One effect of the legal tender law is that it allows debts and obligations to be discharged in a cheaper form of “dollars” than coins made of gold and silver. Thus, it in effect enables floating fiat Federal Reserve notes and deposits to be used in payment of “dollar” debts. If a “dollar” was exclusively defined as a gold coin of a specific weight, then floating fiat Federal Reserve notes would be useless, just bits of colored paper. They could not be used in payment, any more than the “dollars” which are included in the board game Monopoly.
It is doubtless true that the U.S. government suppresses and blocks use of alternative currencies – especially those based on gold – through various means. This could be through regulatory burdens, taxes, and many other forms of harassment. They have to do it this way, because it is not actually illegal to transact business in whatever form of “money” the parties to the transaction agree upon.

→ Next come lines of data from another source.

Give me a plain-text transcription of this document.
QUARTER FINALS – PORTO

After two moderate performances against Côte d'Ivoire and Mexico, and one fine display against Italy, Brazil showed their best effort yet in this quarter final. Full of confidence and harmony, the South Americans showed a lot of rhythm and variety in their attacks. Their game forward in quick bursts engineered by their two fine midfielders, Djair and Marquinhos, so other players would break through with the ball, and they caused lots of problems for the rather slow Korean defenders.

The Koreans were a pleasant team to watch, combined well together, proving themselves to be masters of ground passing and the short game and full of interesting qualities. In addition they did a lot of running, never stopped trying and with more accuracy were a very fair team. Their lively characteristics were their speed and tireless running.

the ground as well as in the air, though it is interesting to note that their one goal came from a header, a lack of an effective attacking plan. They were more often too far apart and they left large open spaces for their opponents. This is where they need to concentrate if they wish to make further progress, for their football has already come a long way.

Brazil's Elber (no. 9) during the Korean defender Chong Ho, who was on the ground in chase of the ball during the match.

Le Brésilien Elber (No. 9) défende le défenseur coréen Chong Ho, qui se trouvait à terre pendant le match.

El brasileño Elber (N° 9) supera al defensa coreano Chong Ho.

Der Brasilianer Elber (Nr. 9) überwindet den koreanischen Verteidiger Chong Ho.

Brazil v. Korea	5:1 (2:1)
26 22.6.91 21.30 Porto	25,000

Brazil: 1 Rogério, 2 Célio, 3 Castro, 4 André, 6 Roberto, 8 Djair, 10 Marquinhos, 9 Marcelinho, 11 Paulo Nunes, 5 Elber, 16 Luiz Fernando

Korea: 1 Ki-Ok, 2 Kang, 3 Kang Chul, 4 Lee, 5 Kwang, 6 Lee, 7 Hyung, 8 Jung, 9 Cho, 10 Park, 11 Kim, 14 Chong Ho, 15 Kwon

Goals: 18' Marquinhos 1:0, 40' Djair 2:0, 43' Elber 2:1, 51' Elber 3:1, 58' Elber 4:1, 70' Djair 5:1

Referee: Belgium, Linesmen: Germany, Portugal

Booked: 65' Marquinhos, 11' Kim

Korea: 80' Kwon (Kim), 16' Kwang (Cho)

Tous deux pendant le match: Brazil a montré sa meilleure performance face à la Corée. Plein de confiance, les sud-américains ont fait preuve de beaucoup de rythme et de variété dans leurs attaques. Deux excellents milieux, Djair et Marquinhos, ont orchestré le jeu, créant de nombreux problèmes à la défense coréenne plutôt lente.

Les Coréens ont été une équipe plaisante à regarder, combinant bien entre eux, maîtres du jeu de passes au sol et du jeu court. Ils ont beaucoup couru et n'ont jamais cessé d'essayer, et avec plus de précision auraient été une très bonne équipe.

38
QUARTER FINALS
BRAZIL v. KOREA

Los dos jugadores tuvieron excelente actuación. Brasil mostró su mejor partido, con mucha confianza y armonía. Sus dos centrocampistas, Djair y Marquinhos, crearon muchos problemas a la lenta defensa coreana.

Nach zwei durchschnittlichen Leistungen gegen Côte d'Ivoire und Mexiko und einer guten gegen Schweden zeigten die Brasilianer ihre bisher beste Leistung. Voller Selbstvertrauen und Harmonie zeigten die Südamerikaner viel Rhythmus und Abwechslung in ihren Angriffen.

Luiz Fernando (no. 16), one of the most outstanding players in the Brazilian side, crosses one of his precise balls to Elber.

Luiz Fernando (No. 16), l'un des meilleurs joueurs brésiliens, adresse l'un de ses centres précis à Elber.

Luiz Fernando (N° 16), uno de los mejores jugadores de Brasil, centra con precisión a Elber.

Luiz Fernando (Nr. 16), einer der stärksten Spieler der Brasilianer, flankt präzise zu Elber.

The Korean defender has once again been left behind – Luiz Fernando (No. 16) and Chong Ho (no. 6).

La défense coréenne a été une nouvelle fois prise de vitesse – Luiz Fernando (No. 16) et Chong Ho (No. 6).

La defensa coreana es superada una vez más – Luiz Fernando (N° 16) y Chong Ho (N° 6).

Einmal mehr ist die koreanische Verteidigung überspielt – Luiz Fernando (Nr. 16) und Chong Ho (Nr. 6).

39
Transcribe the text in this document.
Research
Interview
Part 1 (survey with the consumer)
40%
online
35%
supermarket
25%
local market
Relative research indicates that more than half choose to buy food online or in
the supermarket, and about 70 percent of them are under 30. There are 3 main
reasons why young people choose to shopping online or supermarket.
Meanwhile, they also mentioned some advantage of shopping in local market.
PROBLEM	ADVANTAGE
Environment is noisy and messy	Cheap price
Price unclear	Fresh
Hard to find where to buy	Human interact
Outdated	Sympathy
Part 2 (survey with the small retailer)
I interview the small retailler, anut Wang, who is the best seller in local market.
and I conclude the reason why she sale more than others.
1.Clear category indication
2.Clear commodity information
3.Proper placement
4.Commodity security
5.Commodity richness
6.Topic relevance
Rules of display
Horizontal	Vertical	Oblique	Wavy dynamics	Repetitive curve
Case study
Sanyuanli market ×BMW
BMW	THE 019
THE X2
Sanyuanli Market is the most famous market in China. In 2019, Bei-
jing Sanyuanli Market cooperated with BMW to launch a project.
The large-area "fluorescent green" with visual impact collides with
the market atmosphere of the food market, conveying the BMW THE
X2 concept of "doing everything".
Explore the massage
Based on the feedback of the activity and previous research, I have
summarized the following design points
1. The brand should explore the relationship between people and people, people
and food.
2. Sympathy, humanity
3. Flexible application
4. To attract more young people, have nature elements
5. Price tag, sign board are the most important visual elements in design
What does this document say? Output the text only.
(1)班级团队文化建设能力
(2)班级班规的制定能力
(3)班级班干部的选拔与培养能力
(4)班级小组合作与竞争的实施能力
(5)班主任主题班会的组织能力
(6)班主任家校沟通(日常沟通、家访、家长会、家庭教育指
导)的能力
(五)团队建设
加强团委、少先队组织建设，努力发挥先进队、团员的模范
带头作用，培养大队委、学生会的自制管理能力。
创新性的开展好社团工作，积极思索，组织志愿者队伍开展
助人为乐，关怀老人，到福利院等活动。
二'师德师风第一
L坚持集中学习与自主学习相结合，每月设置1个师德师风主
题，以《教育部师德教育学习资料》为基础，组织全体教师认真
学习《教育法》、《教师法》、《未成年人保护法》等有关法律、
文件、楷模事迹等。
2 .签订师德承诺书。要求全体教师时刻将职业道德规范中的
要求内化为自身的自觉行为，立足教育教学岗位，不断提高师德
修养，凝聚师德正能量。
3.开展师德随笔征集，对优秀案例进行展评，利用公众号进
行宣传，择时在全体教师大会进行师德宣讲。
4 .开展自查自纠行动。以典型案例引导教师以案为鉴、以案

Beginning in 1998, a private businessman, Bernard von NotHaus, began to issue a warehouse receipt currency called “Liberty dollars” based on gold and silver. In 2007, the Federal Bureau of Investigation raided the vaults of the Liberty dollar, and confiscated $7 million of gold and silver bullion. The seizure warrant was for money laundering, mail fraud, wire fraud, counterfeiting, and conspiracy.
Note that none of these charges have anything to do with “legal tender,” or any restrictions on people to transact in the currency of their choice.
In 2009, von NotHaus was arrested and charged with: one count of conspiracy to possess and sell coins in resemblance and similitude of coins of a denomination higher than five cents, and silver coins in resemblance of genuine coins of the United States in denominations of five dollars and greater, in violation of 18 U.S.C. § 485, 18 U.S.C. § 486, and 18 U.S.C. § 371; one count of mail fraud in violation of 18 U.S.C. § 1341 and 18 U.S.C. § 2; one count of selling, and possessing with intent to defraud, coins of resemblance and similitude of United States coins in denominations of five cents and higher, in violation of 18 U.S.C. § 485 and 18 U.S.C. § 2; and one count of uttering, passing, and attempting to utter and pass, silver coins in resemblance of genuine U.S. coins in denominations of five dollars or greater, in violation of 18 U.S.C. § 486 and 18 U.S.C. § 2.
Prosecutors actually argued in court that the 90% silver Liberty dollar coins were a counterfeit of the common twenty-five cent piece. The Associated Press reported: “Federal prosecutors successfully argued that von NotHaus was, in fact, trying to pass off the silver coins as U.S. currency. Coming in denominations of 5, 10, 20, and 50, the Liberty Dollars also featured a dollar sign, the word ‘dollar’ and the motto ‘Trust in God,’ similar to the ‘In God We Trust’ that appears on U.S. coins.” A jury actually found him guilty of the charges, which suggests the degree of influence brought to bear upon the legal system to get the outcome that the prosecutors desired.
Obviously, we have a de facto prohibition on any gold- or silver-based currency that poses a significant challenge to the dominance of the floating fiat Federal Reserve “dollar.” The government seems to be terrified even of rinky-dink operations like the Liberty dollar. Just as obviously, there is no actual legal prohibition on such, or there would be no need to resort to laughable “counterfeiting” arguments. (You might also conclude that Bitcoin is not considered a great enough challenge to bother with.)